The National Asset Management Agency said it plans to develop significant additional office space within the Dublin Central Business District, with emphasis on the Docklands area.
NAMA said this is in response to the ongoing expansion of the financial services sector and the development of new business and technology hubs.
This is part of the agency's €2bn investment programme in response to emerging foreign direct investment demand in key markets.
NAMA chairman Frank Daly told the Association of European Journalists in Dublin that the agency is also evaluating residential projects where demand exists in Dublin and in other major growth centres nationwide.
Speaking on RTÉ's News at One, Mr Daly said the outlook for Ireland is a lot more positive in general than would have been expected a number of years ago.
He said there is a lot of investor interest in Irish assets, as well as the property sector.
In terms of targets, Mr Daly said NAMA is currently on track.
The NAMA chairman spoke about the growing interest and optimism in the Irish property market.
He said it is unclear as to who is leading the property market in Ireland and as a country it needs to reflect upon this.

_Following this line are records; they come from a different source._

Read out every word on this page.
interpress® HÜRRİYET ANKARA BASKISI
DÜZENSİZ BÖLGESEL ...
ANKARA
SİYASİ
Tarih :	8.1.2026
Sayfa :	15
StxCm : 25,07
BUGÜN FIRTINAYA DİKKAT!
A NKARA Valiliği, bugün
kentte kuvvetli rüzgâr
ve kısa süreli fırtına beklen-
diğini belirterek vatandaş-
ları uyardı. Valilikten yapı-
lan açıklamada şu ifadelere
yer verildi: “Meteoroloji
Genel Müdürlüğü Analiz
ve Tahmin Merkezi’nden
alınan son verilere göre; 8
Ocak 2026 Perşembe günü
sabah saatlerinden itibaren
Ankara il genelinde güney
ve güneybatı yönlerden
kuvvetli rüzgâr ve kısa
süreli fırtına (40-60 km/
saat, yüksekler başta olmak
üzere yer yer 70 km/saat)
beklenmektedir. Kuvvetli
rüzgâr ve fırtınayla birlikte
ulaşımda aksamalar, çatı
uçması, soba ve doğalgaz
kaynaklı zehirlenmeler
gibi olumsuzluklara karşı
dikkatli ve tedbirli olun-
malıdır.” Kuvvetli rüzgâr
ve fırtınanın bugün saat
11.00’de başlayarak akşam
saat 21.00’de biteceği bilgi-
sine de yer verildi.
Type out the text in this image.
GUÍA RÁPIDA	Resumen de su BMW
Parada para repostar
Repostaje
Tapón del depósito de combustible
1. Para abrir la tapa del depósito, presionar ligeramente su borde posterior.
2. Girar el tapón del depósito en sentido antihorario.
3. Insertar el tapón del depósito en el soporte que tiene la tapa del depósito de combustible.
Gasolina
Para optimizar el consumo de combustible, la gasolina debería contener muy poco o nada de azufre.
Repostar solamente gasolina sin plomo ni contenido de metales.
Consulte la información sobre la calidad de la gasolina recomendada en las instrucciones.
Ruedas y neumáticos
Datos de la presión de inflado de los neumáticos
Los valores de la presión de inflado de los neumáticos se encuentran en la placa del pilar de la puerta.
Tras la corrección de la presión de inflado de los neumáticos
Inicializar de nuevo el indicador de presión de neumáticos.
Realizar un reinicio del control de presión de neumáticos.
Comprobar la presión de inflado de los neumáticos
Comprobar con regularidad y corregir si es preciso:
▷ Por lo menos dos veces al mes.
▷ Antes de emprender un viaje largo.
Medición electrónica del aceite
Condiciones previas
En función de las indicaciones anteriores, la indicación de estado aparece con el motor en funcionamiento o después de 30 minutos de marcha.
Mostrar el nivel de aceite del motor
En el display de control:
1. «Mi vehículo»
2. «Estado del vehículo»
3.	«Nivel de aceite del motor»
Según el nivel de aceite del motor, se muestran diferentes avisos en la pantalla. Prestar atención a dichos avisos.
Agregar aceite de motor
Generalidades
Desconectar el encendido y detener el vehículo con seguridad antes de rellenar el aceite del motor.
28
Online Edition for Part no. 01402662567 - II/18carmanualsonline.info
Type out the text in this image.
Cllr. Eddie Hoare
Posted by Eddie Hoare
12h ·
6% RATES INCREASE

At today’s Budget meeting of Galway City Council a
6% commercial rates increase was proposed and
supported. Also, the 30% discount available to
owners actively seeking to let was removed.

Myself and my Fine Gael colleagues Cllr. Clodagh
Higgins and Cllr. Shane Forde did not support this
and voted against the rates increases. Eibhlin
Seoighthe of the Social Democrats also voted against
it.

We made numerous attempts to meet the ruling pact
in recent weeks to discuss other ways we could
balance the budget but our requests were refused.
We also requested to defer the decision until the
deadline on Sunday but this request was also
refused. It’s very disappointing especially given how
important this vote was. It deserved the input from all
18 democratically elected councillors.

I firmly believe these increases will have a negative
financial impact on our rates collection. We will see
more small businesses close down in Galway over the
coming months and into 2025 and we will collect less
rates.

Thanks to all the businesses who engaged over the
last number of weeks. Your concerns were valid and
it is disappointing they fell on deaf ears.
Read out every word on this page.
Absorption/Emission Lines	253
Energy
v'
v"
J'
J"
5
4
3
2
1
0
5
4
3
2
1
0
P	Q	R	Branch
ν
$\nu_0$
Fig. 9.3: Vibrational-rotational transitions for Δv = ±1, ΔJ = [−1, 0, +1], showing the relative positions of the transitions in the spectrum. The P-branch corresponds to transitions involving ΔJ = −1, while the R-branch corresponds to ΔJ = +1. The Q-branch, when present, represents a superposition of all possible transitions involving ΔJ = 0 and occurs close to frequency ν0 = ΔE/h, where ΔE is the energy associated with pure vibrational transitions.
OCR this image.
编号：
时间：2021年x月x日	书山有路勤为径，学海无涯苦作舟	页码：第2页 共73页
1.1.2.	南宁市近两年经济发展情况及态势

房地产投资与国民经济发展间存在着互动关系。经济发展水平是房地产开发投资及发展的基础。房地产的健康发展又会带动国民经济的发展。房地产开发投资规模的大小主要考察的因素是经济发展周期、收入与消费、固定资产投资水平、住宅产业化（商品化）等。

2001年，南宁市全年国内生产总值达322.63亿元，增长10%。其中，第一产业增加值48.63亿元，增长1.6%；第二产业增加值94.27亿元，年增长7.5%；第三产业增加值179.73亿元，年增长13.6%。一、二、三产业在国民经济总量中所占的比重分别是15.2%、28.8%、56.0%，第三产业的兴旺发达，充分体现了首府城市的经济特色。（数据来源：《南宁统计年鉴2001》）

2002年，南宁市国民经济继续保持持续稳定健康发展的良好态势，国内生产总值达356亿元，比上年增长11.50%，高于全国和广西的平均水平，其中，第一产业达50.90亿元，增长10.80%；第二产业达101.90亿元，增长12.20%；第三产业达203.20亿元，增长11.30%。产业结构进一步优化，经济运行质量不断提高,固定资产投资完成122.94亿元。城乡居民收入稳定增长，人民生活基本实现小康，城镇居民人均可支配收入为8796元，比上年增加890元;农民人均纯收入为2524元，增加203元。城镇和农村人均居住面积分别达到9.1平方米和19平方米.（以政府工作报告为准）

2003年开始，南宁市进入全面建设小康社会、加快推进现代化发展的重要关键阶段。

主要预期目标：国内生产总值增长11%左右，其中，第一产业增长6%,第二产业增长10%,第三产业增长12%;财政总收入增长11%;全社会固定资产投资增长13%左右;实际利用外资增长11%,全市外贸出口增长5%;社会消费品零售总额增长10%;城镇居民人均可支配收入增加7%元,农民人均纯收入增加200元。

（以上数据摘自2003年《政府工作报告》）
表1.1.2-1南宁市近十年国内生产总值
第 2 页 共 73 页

Mr Daly said NAMA's residential mortgage 80:20 scheme is progressing well and the agency is looking to increase the number of properties being added to the scheme in the near future.
He said the recovery of the property market is a slow process.
This afternoon, he went on to tell the Association of European Journalists that NAMA holds security over a "considerable number of properties and lands on both sides of the River Liffey".
He said the agency is assessing the commercial feasibility of a wide range of projects, including those in the undeveloped part of the north Docklands.
The NAMA chairman also told journalists that there may be a need for "an entity at a national level to take a central, co-ordinating, policy development role in relation to the residential property market".
"One of the legacies of the boom is the regional mismatch between housing supply and demand. Some parts of Ireland will be attempting to absorb excess supply for a long time to come, whereas others are already showing signs of supply shortages, particularly parts of Dublin and some other cities," he stated.
Mr Daly said that the decision to appoint special liquidators to IBRC would "significantly increase" the agency's workload, as it acquires the unsold IBRC loan book later this year.
He said that depending on the scale of the loan transfers, the size of NAMA's balance sheet could increase by almost 50%.
"The prospective acquisition of the residual IBRC portfolio represents a major challenge for NAMA. As with our original portfolio, we will be guided in that challenge by our primary commercial objective, which is to obtain the best achievable return for the Irish taxpayer," Mr Daly stated.
He noted that loans to current or former employees or directors of IBRC will not be transferred to NAMA.
Mr Daly said NAMA has already put a credit facility of €1bn in place to the special liquidators to meet their ongoing funding requirements.
The NAMA chairman told today's gathering that there are many more reasons to be positive about the outlook for Ireland, "although we seem to be more reticent about recognising this than do others".